An Otherwise Delightful Sunday
After a lovely Saturday night, Eclair and I were taking a leisurely Sunday morning drive to breakfast.
She lives in the suburbs, so I was driving on her somewhat unfamiliar turf, but the traffic was light and the cool, misty weather somehow added to the allure.
At a stoplight, we sat gazing at each other in Saturday night's afterglow.
Just then, a Geo Prism tried to slide past my car on the right hand side, cut it too close and sheared off my passenger side power mirror.
We pulled the driver over and I sensed trouble.
The driver was wearing a pajama shirt and had bed-head that closely resembled Buckwheat's from the Little Rascals.
Saeed Fadlalla had freshly arrived from Sudan, and neither he nor his wife could speak more than a dozen words in English.
"May I see your license, please?" I asked.
"Yip yip, jibber, jibber, Gardendale, yik yik, Saeed, me Fadlalla," he replied.
"No, I need your driver's license and proof of insurance, sir." I replied.
"Yip diddy, yik yik, not my car, dibble gibble, yik clik, " he replied.
After pantomiming for 15 minutes about wanting to see his driver's license and proof of insurance, he finally produced for me two documents.
One was a learner's permit, and the other was proof of expired auto insurance. And the Prism? He'd borrowed that from a friend.
I didn't get much more information from the guy, but he did mention he had 60 kids.
"Sixty kids?" I asked. "
"Yes, 60, yes," he said.
"Do you mean six kids?"
"Yes, 60 kids, yes."
He assured me he'd pay to have the mirror replaced.
I did a little head calculating and figured a replacement power mirror for an Acura would run him just short of the GNP of his homeland Sudan.
I considered calling the cops to make a formal report, then I envisioned some good old Texas redneck cop handcuffing poor Saeed and dragging him off to jail while his wife stood by desperately on the street, yikking for help.

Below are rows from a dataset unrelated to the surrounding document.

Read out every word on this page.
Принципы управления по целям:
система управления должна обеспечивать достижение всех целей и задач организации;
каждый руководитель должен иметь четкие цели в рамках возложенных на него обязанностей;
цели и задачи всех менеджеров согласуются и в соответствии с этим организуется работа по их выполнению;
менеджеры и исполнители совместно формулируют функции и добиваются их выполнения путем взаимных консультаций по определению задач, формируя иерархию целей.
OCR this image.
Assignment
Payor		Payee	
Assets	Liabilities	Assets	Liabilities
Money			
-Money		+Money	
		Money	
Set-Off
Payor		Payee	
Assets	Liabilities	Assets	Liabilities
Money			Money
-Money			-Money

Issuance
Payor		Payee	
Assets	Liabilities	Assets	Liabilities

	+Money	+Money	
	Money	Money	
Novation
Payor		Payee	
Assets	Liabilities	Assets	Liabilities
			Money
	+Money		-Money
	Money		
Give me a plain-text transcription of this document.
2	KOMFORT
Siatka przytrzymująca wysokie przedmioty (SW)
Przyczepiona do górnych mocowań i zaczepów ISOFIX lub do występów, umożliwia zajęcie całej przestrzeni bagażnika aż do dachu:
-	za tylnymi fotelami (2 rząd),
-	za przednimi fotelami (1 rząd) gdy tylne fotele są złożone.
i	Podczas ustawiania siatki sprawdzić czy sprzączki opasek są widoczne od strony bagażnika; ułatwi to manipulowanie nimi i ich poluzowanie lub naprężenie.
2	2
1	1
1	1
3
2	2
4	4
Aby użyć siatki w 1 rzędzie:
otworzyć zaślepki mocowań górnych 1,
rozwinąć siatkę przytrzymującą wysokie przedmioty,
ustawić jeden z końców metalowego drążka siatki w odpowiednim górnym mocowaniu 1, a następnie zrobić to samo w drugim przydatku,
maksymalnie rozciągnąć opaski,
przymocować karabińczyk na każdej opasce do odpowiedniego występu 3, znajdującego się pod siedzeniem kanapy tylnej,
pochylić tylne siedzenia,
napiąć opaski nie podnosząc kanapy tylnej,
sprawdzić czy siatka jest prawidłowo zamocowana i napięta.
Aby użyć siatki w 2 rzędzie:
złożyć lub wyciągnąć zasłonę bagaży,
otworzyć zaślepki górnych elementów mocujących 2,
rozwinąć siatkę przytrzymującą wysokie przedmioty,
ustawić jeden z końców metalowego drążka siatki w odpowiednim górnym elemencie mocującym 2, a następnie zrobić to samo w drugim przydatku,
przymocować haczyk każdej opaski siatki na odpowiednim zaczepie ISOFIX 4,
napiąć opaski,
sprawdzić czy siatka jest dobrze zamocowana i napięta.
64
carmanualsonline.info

So, I wrote down his useless information, shook his hand, got back in the car and off we went to breakfast. Eclair made such a sweet fuss over my well-being after the wreck, it sort of made the whole thing worthwhile.
I may be out a few hundred bucks replacing that mirror, but Saeed's not in jail, and now he and his wife can resume caring for those 60 kids.